No one knew that better than Mike. He knew how hard he could push the Black Hawk in this climate and terrain. Crews could gear up in a matter of minutes and aircraft was always at the ready. The distance was the problem.

And air support with civilians in the area, being executed? JDAM smart bombs were wickedly accurate, but not accurate enough to take out a bad guy with civilians within ten or twenty yards.

Puzzled by his commander’s call, but keeping his opinion to himself, he changed frequency again and tried to raise Crenshaw and call them back to the bird.

“He’s not answering,” Mike muttered aloud after several attempts to contact the team leader.

Silence was always bad news.

After several more unsuccessful attempts, he ripped off his headset. He and Webber couldn’t leave the bird, but Taggart and Cooper could.

“Go,” he told them, knowing he couldn’t stop them if he wanted to. Both had already locked and loaded their M-4s. “Keep commo open.”

He watched from inside the cockpit as the two men in full camo gear sprinted in the direction the team had taken, then disappeared from sight in the inky black night. Webber climbed behind the mini, just in case.

Long minutes passed. Mike repeatedly checked his watch. Swore. Waited. Watched. Then caught his breath when the two men emerged out of the dark fifteen minutes later.

“The sonofabitches have them. All of them.” Taggart’s voice was thick with anger and alarm.

“What are we up against?” Mike already assumed that since they’d come back alone, they were looking at big numbers of Taliban fighters. Too big for two men to engage.

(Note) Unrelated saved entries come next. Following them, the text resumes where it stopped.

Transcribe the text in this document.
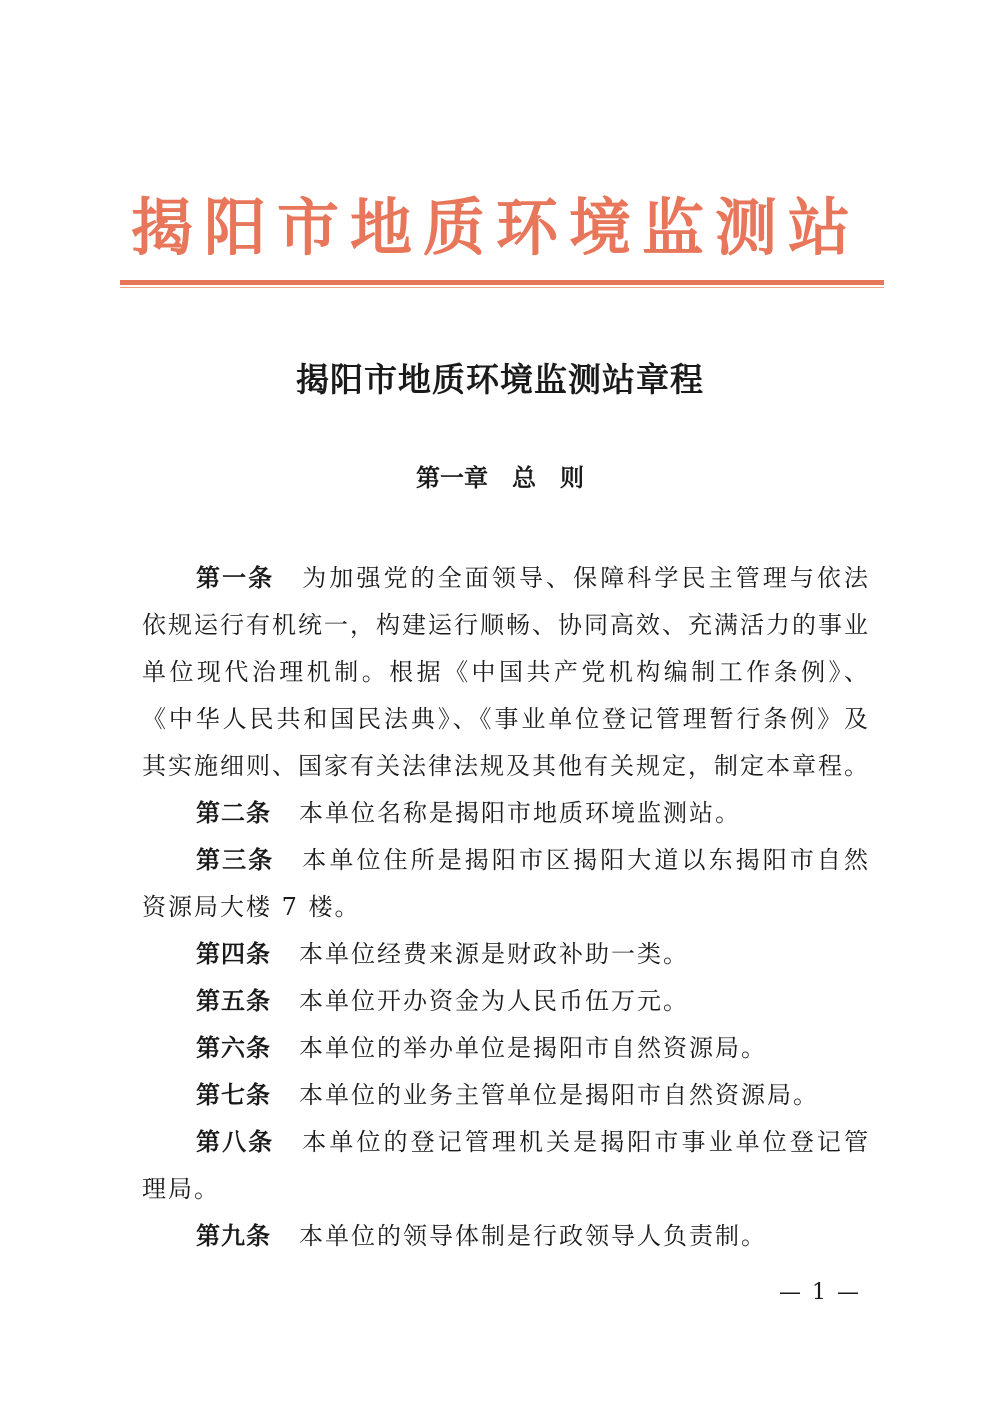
揭阳市地质环境监测站
揭阳市地质环境监测站章程
第一章　总　则

第一条 为加强党的全面领导、保障科学民主管理与依法依规运行有机统一，构建运行顺畅、协同高效、充满活力的事业单位现代治理机制。根据《中国共产党机构编制工作条例》、《中华人民共和国民法典》、《事业单位登记管理暂行条例》及其实施细则、国家有关法律法规及其他有关规定，制定本章程。

第二条 本单位名称是揭阳市地质环境监测站。

第三条 本单位住所是揭阳市区揭阳大道以东揭阳市自然资源局大楼 7 楼。

第四条 本单位经费来源是财政补助一类。

第五条 本单位开办资金为人民币伍万元。

第六条 本单位的举办单位是揭阳市自然资源局。

第七条 本单位的业务主管单位是揭阳市自然资源局。

第八条 本单位的登记管理机关是揭阳市事业单位登记管理局。

第九条 本单位的领导体制是行政领导人负责制。

— 1 —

He swallowed hard when they told him.

“We can’t leave them there.” Cooper’s face was set hard with determination. “They’ve got them on their knees in the middle of the village square, rifles pointed at their heads.”

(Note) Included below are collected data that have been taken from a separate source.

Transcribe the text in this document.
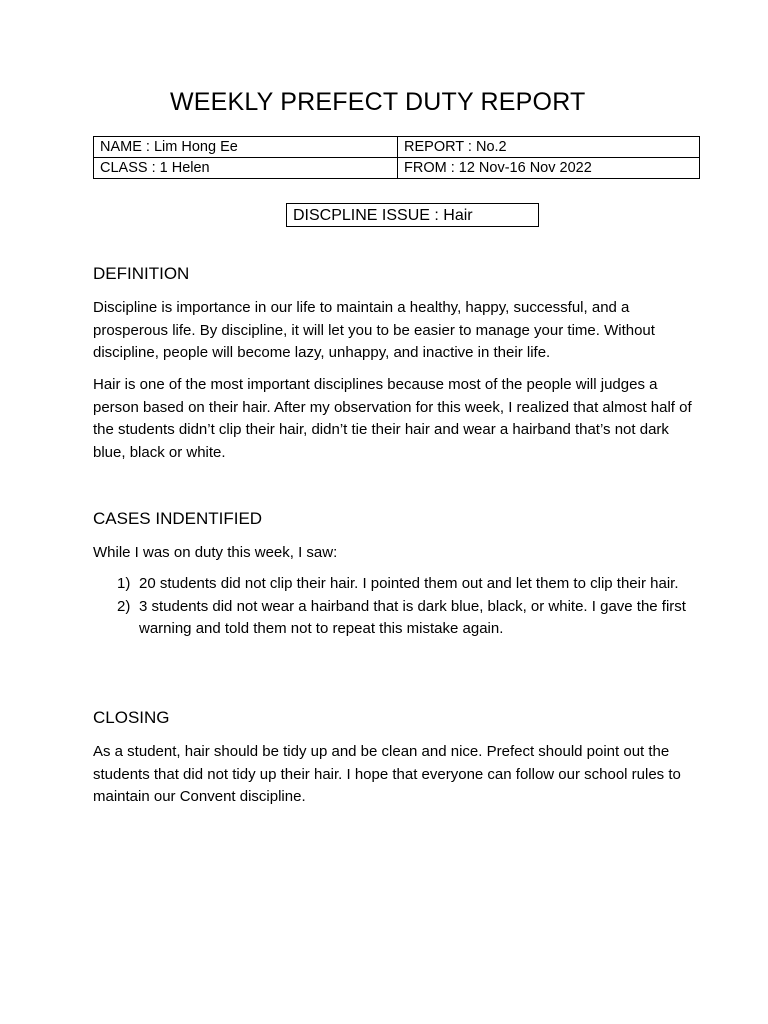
WEEKLY PREFECT DUTY REPORT
NAME : Lim Hong Ee	REPORT : No.2
CLASS : 1 Helen	FROM : 12 Nov-16 Nov 2022
DISCPLINE ISSUE : Hair
DEFINITION
Discipline is importance in our life to maintain a healthy, happy, successful, and a prosperous life. By discipline, it will let you to be easier to manage your time. Without discipline, people will become lazy, unhappy, and inactive in their life.
Hair is one of the most important disciplines because most of the people will judges a person based on their hair. After my observation for this week, I realized that almost half of the students didn’t clip their hair, didn’t tie their hair and wear a hairband that’s not dark blue, black or white.
CASES INDENTIFIED
While I was on duty this week, I saw:
1) 20 students did not clip their hair. I pointed them out and let them to clip their hair.
2) 3 students did not wear a hairband that is dark blue, black, or white. I gave the first warning and told them not to repeat this mistake again.
CLOSING
As a student, hair should be tidy up and be clean and nice. Prefect should point out the students that did not tidy up their hair. I hope that everyone can follow our school rules to maintain our Convent discipline.
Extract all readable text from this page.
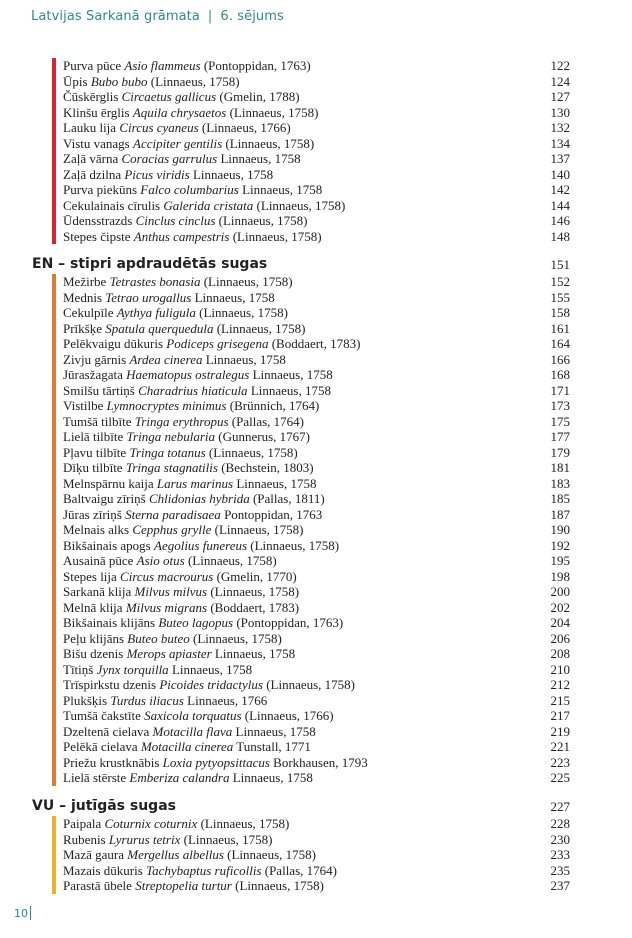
Latvijas Sarkanā grāmata | 6. sējums
Purva pūce Asio flammeus (Pontoppidan, 1763)	122
Ūpis Bubo bubo (Linnaeus, 1758)	124
Čūskērglis Circaetus gallicus (Gmelin, 1788)	127
Klinšu ērglis Aquila chrysaetos (Linnaeus, 1758)	130
Lauku lija Circus cyaneus (Linnaeus, 1766)	132
Vistu vanags Accipiter gentilis (Linnaeus, 1758)	134
Zaļā vārna Coracias garrulus Linnaeus, 1758	137
Zaļā dzilna Picus viridis Linnaeus, 1758	140
Purva piekūns Falco columbarius Linnaeus, 1758	142
Cekulainais cīrulis Galerida cristata (Linnaeus, 1758)	144
Ūdensstrazds Cinclus cinclus (Linnaeus, 1758)	146
Stepes čipste Anthus campestris (Linnaeus, 1758)	148
EN – stipri apdraudētās sugas	151
Mežirbe Tetrastes bonasia (Linnaeus, 1758)	152
Mednis Tetrao urogallus Linnaeus, 1758	155
Cekulpīle Aythya fuligula (Linnaeus, 1758)	158
Prīkšķe Spatula querquedula (Linnaeus, 1758)	161
Pelēkvaigu dūkuris Podiceps grisegena (Boddaert, 1783)	164
Zivju gārnis Ardea cinerea Linnaeus, 1758	166
Jūrasžagata Haematopus ostralegus Linnaeus, 1758	168
Smilšu tārtiņš Charadrius hiaticula Linnaeus, 1758	171
Vistilbe Lymnocryptes minimus (Brünnich, 1764)	173
Tumšā tilbīte Tringa erythropus (Pallas, 1764)	175
Lielā tilbīte Tringa nebularia (Gunnerus, 1767)	177
Pļavu tilbīte Tringa totanus (Linnaeus, 1758)	179
Dīķu tilbīte Tringa stagnatilis (Bechstein, 1803)	181
Melnspārnu kaija Larus marinus Linnaeus, 1758	183
Baltvaigu zīriņš Chlidonias hybrida (Pallas, 1811)	185
Jūras zīriņš Sterna paradisaea Pontoppidan, 1763	187
Melnais alks Cepphus grylle (Linnaeus, 1758)	190
Bikšainais apogs Aegolius funereus (Linnaeus, 1758)	192
Ausainā pūce Asio otus (Linnaeus, 1758)	195
Stepes lija Circus macrourus (Gmelin, 1770)	198
Sarkanā klija Milvus milvus (Linnaeus, 1758)	200
Melnā klija Milvus migrans (Boddaert, 1783)	202
Bikšainais klijāns Buteo lagopus (Pontoppidan, 1763)	204
Peļu klijāns Buteo buteo (Linnaeus, 1758)	206
Bišu dzenis Merops apiaster Linnaeus, 1758	208
Tītiņš Jynx torquilla Linnaeus, 1758	210
Trīspirkstu dzenis Picoides tridactylus (Linnaeus, 1758)	212
Plukšķis Turdus iliacus Linnaeus, 1766	215
Tumšā čakstīte Saxicola torquatus (Linnaeus, 1766)	217
Dzeltenā cielava Motacilla flava Linnaeus, 1758	219
Pelēkā cielava Motacilla cinerea Tunstall, 1771	221
Priežu krustknābis Loxia pytyopsittacus Borkhausen, 1793	223
Lielā stērste Emberiza calandra Linnaeus, 1758	225
VU – jutīgās sugas	227
Paipala Coturnix coturnix (Linnaeus, 1758)	228
Rubenis Lyrurus tetrix (Linnaeus, 1758)	230
Mazā gaura Mergellus albellus (Linnaeus, 1758)	233
Mazais dūkuris Tachybaptus ruficollis (Pallas, 1764)	235
Parastā ūbele Streptopelia turtur (Linnaeus, 1758)	237
10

Mike told himself that American hostages made good bargaining chips; they’d be foolish to shoot them. On the other hand, dead Americans also added fuel to the radical zealots’ fires.

There was no telling what they would do to them.

He got on the radio again. “I repeat,” he said, attempting to contain his anger after relaying the gravity of the situation and being told to stand down until the base commander could be contacted. “Situation critical. Request permission to engage. Over.”

When the orders finally came down, he was sure he’d heard wrong. They were to return to the FOB. “Say again. Over.”

The radio operator repeated the base commander’s original declaration to return to base, assuring him that gunships were on the way.

Gunships that were still a good thirty minutes from target.

Mike made a decision. “I can’t read you. You’re breaking up. Over.”

Then he cut radio power.

“Shit. You lose them?” Taggart looked anxious.

Mike shook his head. “They called us off.”